Miles away, Naomi sat blushing, her hands clasped in her lap. Then she scooped up the baby. “There, there,” she said.
But Margaret sat back, eyebrows raised in semicircles, contemplating something that seemed to be hanging a few feet under the ceiling. “Oh, I don’t know,” she said, and the room shuttled back into proportion. “I suppose you could say it’s human to want a child, in the sense that it’s biologically mandated. But I mean, you could say that, or you could say it’s simply unimaginative. Or you could say it’s unselfish or you could say it’s selfish, or you could say pretty much anything about it at all. Or you could just say, well, I want one. But when you get right down to it, really, one what? Because, actually—I mean, well, look at Molly. I mean, actually, they’re awfully specific.”
“I suppose I meant, like, crawl around on all fours, or something,” Naomi said. “I mean, just because you’ve got—But look, there they already are, all these babies, so many of them, just waiting, waiting, waiting on the shelves for someone to take care of them. We could have gone to Romania, we could have gone to Guatemala, we could have gone almost anywhere—just, for various reasons, we decided to go to China.”
“And we both really liked the idea,” Margaret said, “that you could go as far away as you could possibly get, and there would be your child.”
“Uh-huh,” Naomi nodded, soberly. “How crazy is that?”

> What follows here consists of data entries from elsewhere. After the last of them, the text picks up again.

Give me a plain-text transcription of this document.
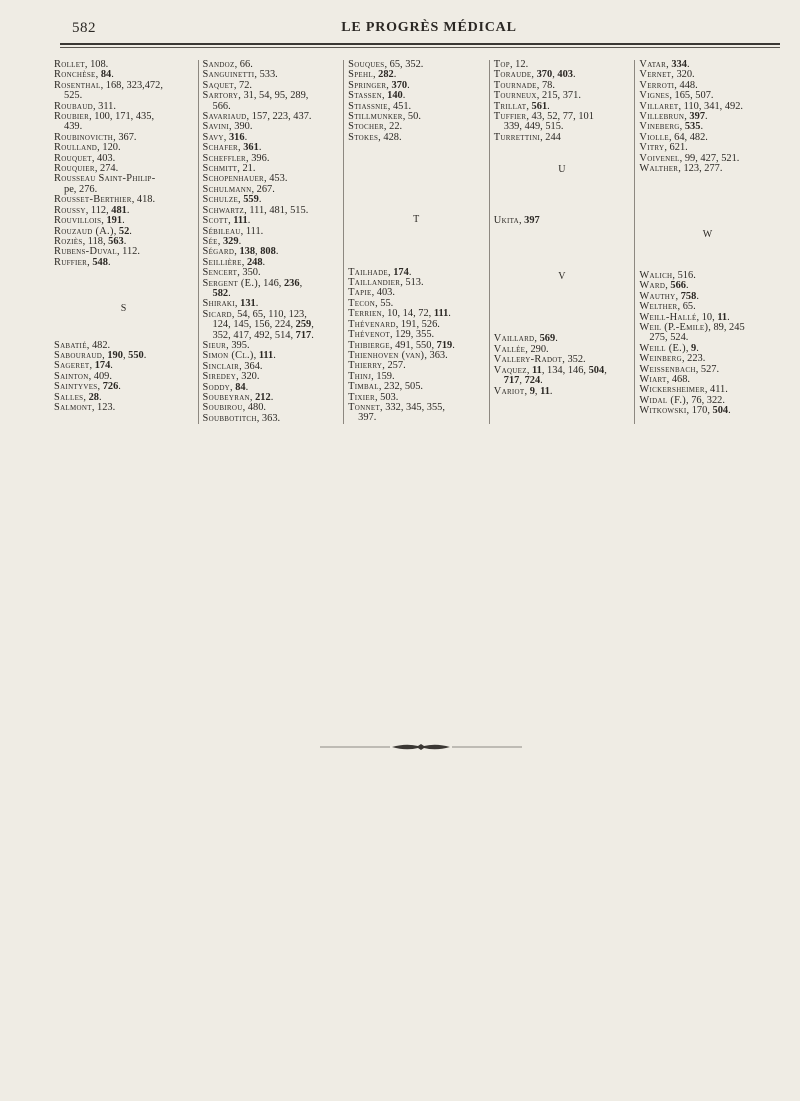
582	LE PROGRÈS MÉDICAL
Rollet, 108.
Ronchèse, 84.
Rosenthal, 168, 323,472,
525.
Roubaud, 311.
Roubier, 100, 171, 435,
439.
Roubinovicth, 367.
Roulland, 120.
Rouquet, 403.
Rouquier, 274.
Rousseau Saint-Philip-
pe, 276.
Rousset-Berthier, 418.
Roussy, 112, 481.
Rouvillois, 191.
Rouzaud (A.), 52.
Roziès, 118, 563.
Rubens-Duval, 112.
Ruffier, 548.
S
Sabatié, 482.
Sabouraud, 190, 550.
Sageret, 174.
Sainton, 409.
Saintyves, 726.
Salles, 28.
Salmont, 123.
Sandoz, 66.
Sanguinetti, 533.
Saquet, 72.
Sartory, 31, 54, 95, 289,
566.
Savariaud, 157, 223, 437.
Savini, 390.
Savy, 316.
Schafer, 361.
Scheffler, 396.
Schmitt, 21.
Schopenhauer, 453.
Schulmann, 267.
Schulze, 559.
Schwartz, 111, 481, 515.
Scott, 111.
Sébileau, 111.
Sée, 329.
Ségard, 138, 808.
Seillière, 248.
Sencert, 350.
Sergent (E.), 146, 236,
582.
Shiraki, 131.
Sicard, 54, 65, 110, 123,
124, 145, 156, 224, 259,
352, 417, 492, 514, 717.
Sieur, 395.
Simon (Cl.), 111.
Sinclair, 364.
Siredey, 320.
Soddy, 84.
Soubeyran, 212.
Soubirou, 480.
Soubbotitch, 363.
Souques, 65, 352.
Spehl, 282.
Springer, 370.
Stassen, 140.
Stiassnie, 451.
Stillmunker, 50.
Stocher, 22.
Stokes, 428.
T
Tailhade, 174.
Taillandier, 513.
Tapie, 403.
Tecon, 55.
Terrien, 10, 14, 72, 111.
Thévenard, 191, 526.
Thévenot, 129, 355.
Thibierge, 491, 550, 719.
Thienhoven (van), 363.
Thierry, 257.
Thinj, 159.
Timbal, 232, 505.
Tixier, 503.
Tonnet, 332, 345, 355,
397.
Top, 12.
Toraude, 370, 403.
Tournade, 78.
Tourneux, 215, 371.
Trillat, 561.
Tuffier, 43, 52, 77, 101
339, 449, 515.
Turrettini, 244
U
Ukita, 397
V
Vaillard, 569.
Vallée, 290.
Vallery-Radot, 352.
Vaquez, 11, 134, 146, 504,
717, 724.
Variot, 9, 11.
Vatar, 334.
Vernet, 320.
Verroti, 448.
Vignes, 165, 507.
Villaret, 110, 341, 492.
Villebrun, 397.
Vineberg, 535.
Violle, 64, 482.
Vitry, 621.
Voivenel, 99, 427, 521.
Walther, 123, 277.
W
Walich, 516.
Ward, 566.
Wauthy, 758.
Welther, 65.
Weill-Hallé, 10, 11.
Weil (P.-Emile), 89, 245
275, 524.
Weill (E.), 9.
Weinberg, 223.
Weissenbach, 527.
Wiart, 468.
Wickersheimer, 411.
Widal (F.), 76, 322.
Witkowski, 170, 504.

“I abase myself,” Otto told William as they washed and dried the champagne glasses. “I don’t need to tell you how deeply I’ll regret having embarrassed you in front of Naomi and Margaret.” He clasped the limp dishtowel to his heart. “How deeply I’ll regret havi
ng been insufficiently mawkish about the miracle of life. I don’t need to tell you how ashamed I’ll feel the minute I calm down. How deeply I’ll regret having trampled your life, and how deeply I’ll regret being what I am. Well, that last part I regret already. I profoundly regret every tiny crumb of myself. I don’t need to go into it all once again, I’m sure. Just send back the form, pertinent boxes checked: ‘I intend to accept your forthcoming apology for—’”

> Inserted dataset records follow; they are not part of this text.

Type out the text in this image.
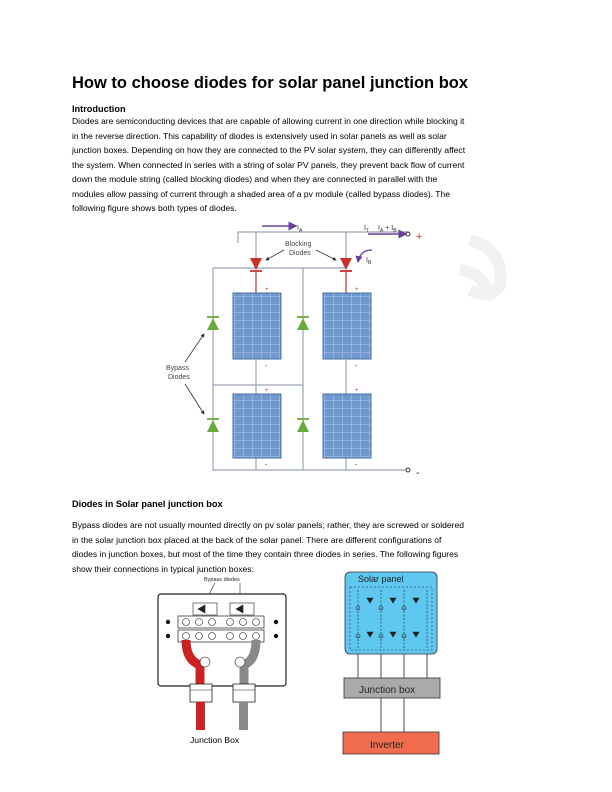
How to choose diodes for solar panel junction box
Introduction

Diodes are semiconducting devices that are capable of allowing current in one direction while blocking it
in the reverse direction. This capability of diodes is extensively used in solar panels as well as solar
junction boxes. Depending on how they are connected to the PV solar system, they can differently affect
the system. When connected in series with a string of solar PV panels, they prevent back flow of current
down the module string (called blocking diodes) and when they are connected in parallel with the
modules allow passing of current through a shaded area of a pv module (called bypass diodes). The
following figure shows both types of diodes.

$I_A$	$I_T$ $I_A + I_B$
$I_B$
+
-
Blocking
Diodes
Bypass
Diodes
+	+
-	-
+	+
-	-
Diodes in Solar panel junction box

Bypass diodes are not usually mounted directly on pv solar panels; rather, they are screwed or soldered
in the solar junction box placed at the back of the solar panel. There are different configurations of
diodes in junction boxes, but most of the time they contain three diodes in series. The following figures
show their connections in typical junction boxes:

Bypass diodes
Junction Box
Solar panel
Junction box
Inverter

“Please stop,” William said.
“Oh, how awful to have ruined the life of such a marvelous man! Have I ruined your life? You can tell me; we’re friends.”

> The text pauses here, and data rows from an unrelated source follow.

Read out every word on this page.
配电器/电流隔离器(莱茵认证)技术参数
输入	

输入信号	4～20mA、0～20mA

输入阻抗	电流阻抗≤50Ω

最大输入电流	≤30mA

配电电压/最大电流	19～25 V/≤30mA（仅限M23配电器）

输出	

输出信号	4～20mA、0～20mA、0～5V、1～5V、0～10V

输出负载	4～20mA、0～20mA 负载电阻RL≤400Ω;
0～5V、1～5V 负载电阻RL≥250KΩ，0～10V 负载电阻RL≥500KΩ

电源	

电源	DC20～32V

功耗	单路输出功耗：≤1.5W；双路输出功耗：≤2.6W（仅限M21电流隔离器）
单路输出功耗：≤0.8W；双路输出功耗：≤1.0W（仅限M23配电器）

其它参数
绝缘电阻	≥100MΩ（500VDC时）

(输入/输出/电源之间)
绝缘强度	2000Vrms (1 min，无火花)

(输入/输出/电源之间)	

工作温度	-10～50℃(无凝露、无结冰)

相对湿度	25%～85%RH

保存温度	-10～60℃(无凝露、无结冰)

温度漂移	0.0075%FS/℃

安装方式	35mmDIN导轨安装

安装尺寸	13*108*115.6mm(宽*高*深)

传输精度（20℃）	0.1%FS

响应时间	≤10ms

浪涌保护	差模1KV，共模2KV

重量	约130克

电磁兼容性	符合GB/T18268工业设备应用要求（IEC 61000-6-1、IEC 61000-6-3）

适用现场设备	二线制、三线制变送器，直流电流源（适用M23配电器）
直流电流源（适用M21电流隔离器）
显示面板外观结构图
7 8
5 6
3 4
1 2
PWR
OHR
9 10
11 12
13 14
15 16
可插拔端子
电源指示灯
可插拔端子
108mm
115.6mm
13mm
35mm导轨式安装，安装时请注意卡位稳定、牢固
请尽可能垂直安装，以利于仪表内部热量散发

“Otto, I’m going upstairs now. I didn’t sleep well last night, and I’m tired.”
“Yes, go upstairs.”
“Good night,” William said.
“Yes, go to sleep, why not?” Oh, it was like trying to pick a fight with a dog toy! “Just you go on off to sleep.”
“Otto, listen to me. My concert is tomorrow. I want to be able to play adequately. I don’t know why you’re unhappy. You do interesting work, you’re admired, we live in a wonderful place, we have wonderful friends. We have everything we need and most of the things we want. We have excellent lives by anyone’s standard. I’m happy, and I wish you were. I know that you’ve been upset these last few days, I asked if you wanted to talk, and you said you didn’t. Now you do, but this happens to be the one night of the year when I most need my sleep. Can it wait till tomorrow? I’m very tired, and you’re obviously very tired, as well. Try and get some sleep, please.”
“‘Try and get some sleep?’ ‘Try and get some sleep?’ This is unbearable! I’ve spent the best years of my life with a man who doesn’t know how to use the word ‘and’! ‘And’ is not part of the infinitive! ‘And’ means ‘in addition to.’ It’s not ‘Try and get some sleep,’ it’s ‘Try to get some sleep.’ To! To! To! To! To! To! To! Please try to get some sleep!”
Otto sat down heavily at the kitchen table and began to sob.